И в этой связи, несколько моментов. На самом деле, многомерность нашей экономики и наш вес в мире, он намного больше, чем наш вес в ВВП. И это в том числе ресурсная составляющая. Так, водные ресурсы – это колоссальный актив, и чем дальше, тем больше. Мы относимся к странам, пока, слава Богу, с избыточными водными ресурсами, тогда как большинство других – к дефицитным. И этот дефицит будет возрастать. Вопрос, а мы сможем это капитализировать или нет? При этом, как, кстати, и в нацпроекте отмечено, у нас огромная проблема чистой воды в очень многих населённых пунктах. У нас есть задача восстановления водного ресурса и водного баланса по Волге, и по многим другим регионам. То есть, на самом деле, мы должны до 24-го года научиться создать экономику нормального водного хозяйства. Это тот ресурс, который вес наш в экономике и в социальной жизни мира, особенно, видимо, после 24-го года, значительно повысит. Как там Ленин у нас говорил: советская власть плюс электрификация всей страны. Вот сейчас, по сути дела, умение распоряжаться водой и человеческими знаниями становится главным. Весь вопрос и в этой области – опять же в том, что мы в состоянии сделать сейчас за 6 лет и что будет дальше.

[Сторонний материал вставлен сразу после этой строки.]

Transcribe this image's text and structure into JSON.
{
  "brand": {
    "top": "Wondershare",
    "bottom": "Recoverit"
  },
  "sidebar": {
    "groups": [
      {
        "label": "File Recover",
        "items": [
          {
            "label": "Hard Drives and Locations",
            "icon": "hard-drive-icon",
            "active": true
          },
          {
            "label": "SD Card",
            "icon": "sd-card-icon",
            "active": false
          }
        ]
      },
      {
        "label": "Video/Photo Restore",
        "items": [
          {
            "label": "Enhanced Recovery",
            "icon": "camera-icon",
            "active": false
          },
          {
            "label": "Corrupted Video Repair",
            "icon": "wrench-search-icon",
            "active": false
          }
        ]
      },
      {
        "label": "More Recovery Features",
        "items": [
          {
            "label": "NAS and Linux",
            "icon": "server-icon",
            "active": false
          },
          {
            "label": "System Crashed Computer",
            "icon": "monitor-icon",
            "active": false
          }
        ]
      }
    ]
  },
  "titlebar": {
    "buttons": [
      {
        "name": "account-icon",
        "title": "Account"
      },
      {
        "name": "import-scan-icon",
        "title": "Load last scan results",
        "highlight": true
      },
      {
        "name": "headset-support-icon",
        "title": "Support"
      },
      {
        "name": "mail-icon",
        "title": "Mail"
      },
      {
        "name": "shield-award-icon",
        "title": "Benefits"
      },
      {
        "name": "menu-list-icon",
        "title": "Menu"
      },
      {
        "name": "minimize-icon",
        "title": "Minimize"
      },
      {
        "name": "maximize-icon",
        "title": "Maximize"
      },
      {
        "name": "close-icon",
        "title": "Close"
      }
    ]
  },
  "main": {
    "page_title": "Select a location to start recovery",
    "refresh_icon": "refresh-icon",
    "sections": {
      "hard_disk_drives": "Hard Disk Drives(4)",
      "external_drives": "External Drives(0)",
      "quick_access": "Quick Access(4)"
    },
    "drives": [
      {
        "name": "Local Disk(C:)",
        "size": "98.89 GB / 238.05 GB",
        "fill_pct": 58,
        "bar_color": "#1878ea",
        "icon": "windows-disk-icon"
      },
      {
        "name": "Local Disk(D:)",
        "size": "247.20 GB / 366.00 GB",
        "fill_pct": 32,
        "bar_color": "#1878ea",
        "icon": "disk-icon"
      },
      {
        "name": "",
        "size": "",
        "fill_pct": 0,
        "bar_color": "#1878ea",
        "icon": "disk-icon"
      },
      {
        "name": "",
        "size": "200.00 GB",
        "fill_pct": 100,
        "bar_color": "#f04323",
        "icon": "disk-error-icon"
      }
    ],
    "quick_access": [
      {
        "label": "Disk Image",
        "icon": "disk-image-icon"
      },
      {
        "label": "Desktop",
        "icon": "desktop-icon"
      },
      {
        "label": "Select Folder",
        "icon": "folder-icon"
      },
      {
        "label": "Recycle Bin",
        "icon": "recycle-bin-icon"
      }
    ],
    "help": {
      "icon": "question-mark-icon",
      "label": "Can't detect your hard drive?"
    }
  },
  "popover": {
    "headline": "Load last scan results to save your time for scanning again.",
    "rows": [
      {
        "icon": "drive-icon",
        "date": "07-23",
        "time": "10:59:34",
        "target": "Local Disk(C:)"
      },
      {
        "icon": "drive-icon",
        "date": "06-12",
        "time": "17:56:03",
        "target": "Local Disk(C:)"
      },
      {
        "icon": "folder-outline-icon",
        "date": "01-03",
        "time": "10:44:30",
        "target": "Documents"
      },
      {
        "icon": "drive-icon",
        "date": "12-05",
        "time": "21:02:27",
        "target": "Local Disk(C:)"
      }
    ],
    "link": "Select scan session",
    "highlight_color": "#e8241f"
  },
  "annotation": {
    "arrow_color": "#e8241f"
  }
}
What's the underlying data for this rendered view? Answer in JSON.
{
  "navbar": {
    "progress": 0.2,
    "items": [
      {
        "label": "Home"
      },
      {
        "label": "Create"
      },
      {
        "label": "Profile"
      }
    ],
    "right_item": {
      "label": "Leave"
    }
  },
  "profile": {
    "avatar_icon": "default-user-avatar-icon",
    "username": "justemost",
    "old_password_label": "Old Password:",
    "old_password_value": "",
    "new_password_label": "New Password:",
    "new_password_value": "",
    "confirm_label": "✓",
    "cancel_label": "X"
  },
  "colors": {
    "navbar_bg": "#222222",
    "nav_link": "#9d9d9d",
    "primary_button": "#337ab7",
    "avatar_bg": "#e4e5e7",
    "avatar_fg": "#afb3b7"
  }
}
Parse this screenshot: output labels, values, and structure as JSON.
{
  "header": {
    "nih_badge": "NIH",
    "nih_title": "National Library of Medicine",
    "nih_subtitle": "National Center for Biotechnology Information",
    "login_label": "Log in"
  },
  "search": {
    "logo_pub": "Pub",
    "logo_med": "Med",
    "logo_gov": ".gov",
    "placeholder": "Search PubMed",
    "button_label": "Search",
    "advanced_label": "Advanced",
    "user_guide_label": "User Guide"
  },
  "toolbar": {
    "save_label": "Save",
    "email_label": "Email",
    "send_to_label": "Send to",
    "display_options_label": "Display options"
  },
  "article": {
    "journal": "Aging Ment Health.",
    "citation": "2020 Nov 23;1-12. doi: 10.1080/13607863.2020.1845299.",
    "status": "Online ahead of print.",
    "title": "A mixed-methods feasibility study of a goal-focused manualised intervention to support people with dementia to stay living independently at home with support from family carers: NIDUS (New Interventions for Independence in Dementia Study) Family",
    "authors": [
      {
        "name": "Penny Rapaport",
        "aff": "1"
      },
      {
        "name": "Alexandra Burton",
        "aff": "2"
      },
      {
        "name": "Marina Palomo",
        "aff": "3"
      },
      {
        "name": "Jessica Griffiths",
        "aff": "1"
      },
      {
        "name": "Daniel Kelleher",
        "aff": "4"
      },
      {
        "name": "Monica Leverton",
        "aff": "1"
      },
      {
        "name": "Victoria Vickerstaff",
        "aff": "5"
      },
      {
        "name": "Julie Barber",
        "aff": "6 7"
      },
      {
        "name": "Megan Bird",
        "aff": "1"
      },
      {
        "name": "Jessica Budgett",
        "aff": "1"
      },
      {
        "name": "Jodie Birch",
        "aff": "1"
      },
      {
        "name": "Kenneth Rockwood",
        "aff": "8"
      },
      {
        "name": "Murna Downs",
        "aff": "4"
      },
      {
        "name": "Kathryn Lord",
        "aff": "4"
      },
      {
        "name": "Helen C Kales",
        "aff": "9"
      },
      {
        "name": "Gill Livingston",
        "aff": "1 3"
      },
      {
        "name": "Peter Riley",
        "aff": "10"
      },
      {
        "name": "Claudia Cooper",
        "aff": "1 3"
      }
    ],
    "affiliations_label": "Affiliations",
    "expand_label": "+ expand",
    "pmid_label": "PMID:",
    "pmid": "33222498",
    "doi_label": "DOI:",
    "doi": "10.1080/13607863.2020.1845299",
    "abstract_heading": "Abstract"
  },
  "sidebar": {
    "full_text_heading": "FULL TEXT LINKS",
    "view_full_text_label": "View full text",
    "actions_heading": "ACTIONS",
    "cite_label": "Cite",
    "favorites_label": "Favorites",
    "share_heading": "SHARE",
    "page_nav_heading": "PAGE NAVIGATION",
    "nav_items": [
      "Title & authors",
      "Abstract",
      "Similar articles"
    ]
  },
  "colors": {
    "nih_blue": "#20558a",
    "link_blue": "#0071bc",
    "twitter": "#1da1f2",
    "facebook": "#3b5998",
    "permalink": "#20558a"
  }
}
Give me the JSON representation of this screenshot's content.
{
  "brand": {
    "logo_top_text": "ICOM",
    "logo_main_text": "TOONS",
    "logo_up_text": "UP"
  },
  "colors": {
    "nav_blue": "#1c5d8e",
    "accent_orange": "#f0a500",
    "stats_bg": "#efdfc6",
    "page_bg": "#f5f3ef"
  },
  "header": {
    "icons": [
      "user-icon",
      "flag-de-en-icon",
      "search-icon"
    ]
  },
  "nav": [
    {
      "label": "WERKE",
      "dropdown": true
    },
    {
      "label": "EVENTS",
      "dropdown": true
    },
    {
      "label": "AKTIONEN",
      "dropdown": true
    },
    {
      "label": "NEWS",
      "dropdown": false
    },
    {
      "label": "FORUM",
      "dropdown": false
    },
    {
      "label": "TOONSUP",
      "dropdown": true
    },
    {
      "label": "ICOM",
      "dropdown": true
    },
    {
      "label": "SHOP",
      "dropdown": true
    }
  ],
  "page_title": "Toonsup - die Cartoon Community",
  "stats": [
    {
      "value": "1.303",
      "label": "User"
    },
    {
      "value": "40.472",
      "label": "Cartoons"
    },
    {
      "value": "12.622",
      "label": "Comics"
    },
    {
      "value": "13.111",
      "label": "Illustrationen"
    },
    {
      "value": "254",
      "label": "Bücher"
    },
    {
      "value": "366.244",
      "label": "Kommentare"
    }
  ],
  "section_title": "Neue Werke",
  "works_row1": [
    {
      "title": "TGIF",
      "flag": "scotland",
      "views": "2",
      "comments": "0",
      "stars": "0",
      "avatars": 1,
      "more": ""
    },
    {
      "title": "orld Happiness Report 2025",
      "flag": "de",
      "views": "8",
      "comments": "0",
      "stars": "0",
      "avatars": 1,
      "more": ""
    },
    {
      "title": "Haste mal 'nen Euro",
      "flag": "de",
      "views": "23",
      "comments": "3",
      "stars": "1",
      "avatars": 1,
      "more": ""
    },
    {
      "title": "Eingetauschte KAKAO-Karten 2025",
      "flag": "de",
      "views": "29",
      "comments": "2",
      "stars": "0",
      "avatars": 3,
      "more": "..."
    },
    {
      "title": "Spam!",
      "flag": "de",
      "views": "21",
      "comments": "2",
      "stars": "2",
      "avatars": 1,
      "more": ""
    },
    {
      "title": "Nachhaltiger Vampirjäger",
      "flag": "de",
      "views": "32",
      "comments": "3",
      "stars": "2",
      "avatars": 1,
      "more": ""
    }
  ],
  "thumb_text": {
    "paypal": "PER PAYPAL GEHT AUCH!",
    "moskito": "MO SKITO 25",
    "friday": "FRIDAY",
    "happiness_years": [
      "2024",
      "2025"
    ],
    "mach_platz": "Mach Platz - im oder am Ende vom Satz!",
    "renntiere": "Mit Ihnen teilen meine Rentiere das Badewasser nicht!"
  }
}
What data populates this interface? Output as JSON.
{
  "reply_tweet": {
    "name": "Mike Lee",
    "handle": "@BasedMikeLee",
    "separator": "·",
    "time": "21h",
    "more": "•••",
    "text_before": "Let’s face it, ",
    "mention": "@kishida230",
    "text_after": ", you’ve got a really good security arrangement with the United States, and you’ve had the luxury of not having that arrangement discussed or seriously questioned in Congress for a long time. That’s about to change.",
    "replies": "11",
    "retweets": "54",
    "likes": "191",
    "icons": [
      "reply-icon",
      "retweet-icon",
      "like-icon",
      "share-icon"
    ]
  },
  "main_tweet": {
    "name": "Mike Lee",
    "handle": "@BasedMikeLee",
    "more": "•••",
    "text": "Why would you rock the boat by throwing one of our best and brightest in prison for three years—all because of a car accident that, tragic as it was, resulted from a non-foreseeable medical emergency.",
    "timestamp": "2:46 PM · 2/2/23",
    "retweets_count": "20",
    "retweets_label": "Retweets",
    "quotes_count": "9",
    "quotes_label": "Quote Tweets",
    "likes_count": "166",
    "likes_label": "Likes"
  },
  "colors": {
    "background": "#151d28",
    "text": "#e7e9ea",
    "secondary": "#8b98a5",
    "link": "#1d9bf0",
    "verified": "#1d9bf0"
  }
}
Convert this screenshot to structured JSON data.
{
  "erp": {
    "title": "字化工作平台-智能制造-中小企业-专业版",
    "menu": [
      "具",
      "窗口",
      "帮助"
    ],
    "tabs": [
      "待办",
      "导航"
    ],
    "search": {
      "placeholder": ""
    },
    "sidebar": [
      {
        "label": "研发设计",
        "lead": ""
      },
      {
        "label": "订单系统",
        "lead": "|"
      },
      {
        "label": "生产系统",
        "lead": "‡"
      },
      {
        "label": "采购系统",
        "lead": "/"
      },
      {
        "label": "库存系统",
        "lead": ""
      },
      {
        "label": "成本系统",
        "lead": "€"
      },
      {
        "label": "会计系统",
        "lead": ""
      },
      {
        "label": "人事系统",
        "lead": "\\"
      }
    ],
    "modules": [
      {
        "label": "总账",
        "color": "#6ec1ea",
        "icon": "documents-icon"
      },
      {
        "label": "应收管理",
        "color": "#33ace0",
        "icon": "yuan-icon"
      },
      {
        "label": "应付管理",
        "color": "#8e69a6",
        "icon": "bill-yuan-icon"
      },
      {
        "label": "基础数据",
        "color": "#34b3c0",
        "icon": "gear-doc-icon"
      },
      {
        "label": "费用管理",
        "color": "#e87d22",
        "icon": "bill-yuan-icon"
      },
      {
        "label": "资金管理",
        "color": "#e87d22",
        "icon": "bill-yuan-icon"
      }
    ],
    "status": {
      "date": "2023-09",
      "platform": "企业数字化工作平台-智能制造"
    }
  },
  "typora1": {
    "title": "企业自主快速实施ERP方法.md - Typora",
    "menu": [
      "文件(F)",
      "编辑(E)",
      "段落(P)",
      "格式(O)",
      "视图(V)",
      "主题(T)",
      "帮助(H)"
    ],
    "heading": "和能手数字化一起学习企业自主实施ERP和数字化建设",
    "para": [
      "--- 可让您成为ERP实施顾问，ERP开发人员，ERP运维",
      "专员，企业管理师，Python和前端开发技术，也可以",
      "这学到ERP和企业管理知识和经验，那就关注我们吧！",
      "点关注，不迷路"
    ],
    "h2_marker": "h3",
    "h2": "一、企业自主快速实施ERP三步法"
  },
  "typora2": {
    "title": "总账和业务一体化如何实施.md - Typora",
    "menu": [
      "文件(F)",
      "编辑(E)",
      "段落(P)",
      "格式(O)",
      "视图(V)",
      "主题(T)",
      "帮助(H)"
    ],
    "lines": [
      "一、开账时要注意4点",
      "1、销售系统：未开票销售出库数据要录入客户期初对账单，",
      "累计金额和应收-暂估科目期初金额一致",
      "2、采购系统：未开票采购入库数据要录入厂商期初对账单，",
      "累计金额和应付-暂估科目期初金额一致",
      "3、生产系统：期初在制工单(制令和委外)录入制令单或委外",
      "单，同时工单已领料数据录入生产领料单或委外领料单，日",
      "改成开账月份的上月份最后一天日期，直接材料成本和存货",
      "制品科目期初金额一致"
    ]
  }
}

Возьмем те же расходы на НИОКР. Это такой садомазохизм. У нас там с 2008-го года всё болтается в пределах 1,1%. Если более точно считать в международном сопоставлении, потому что у нас не учитываются в полной мере расходы на оборудование, будет где-то 1,4% ВВП. Если кто-то помнит указы 12-го года, по ним должно было быть 1,77% к 2018-му году. Но суть дела не в этом. Хотя у нас расходы в 2 раза меньше, чем в Китае, по многим позициям, благодаря нашим безумным учёным, и в авиации, и по отдельным композитным материалам, по фотонике, по квантовой связи и вычислениям, по сверхсложным вычислениям и суперкомпьютерам, по определённым медицинским направлениям мы находимся на мировых позициях. Но сейчас мы также находимся на развилке, и если кардинально не изменим финансирование науки, подходы к науке, чтобы учёный и не только учёный, а связка учёный-инженер-конструктор заработала, а будем перманентно как-то перетасовывать собственность Академии наук, менять подчинение и прочее, мы этого прорыва не получим. И это даже не вопрос разницы 1% или 2%. Нужно больше. У нас в прогнозе стоит минимум 2,3-2,5% к 30-му году. Но здесь ещё очень важна качественная перестройка.

Третий момент. У нас не только есть потенциал, у нас есть насущная необходимость существенного ускорения темпов роста. Наши оценки близки к оценкам Института народнохозяйственного прогнозирования. Мы, даже с учётом полного выполнения указов президента, больше 2,3-2,5% роста не получим в среднесрочной перспективе. Этого недостаточно. Нужны дополнительные меры и шаги. Здесь, может быть, сейчас ключевой – не вопрос эмиссии и её размеров. Деньги в экономике есть. Отток капитала – от 40 до 60 миллиардов с лишним долларов в год – это 2,5-3 с лишним процента ВВП. Вопрос, как создать условия, чтобы эти деньги инвестировались в России и куда, в какие сектора. В одних избыток, как у части металлургов, нефтяников, Газпрома, а у других – шаром покати. Поэтому вопрос перераспределения, координации ресурсов и где-то точечной эмиссии для финансирования – это ключевая проблема, которую мы не решили.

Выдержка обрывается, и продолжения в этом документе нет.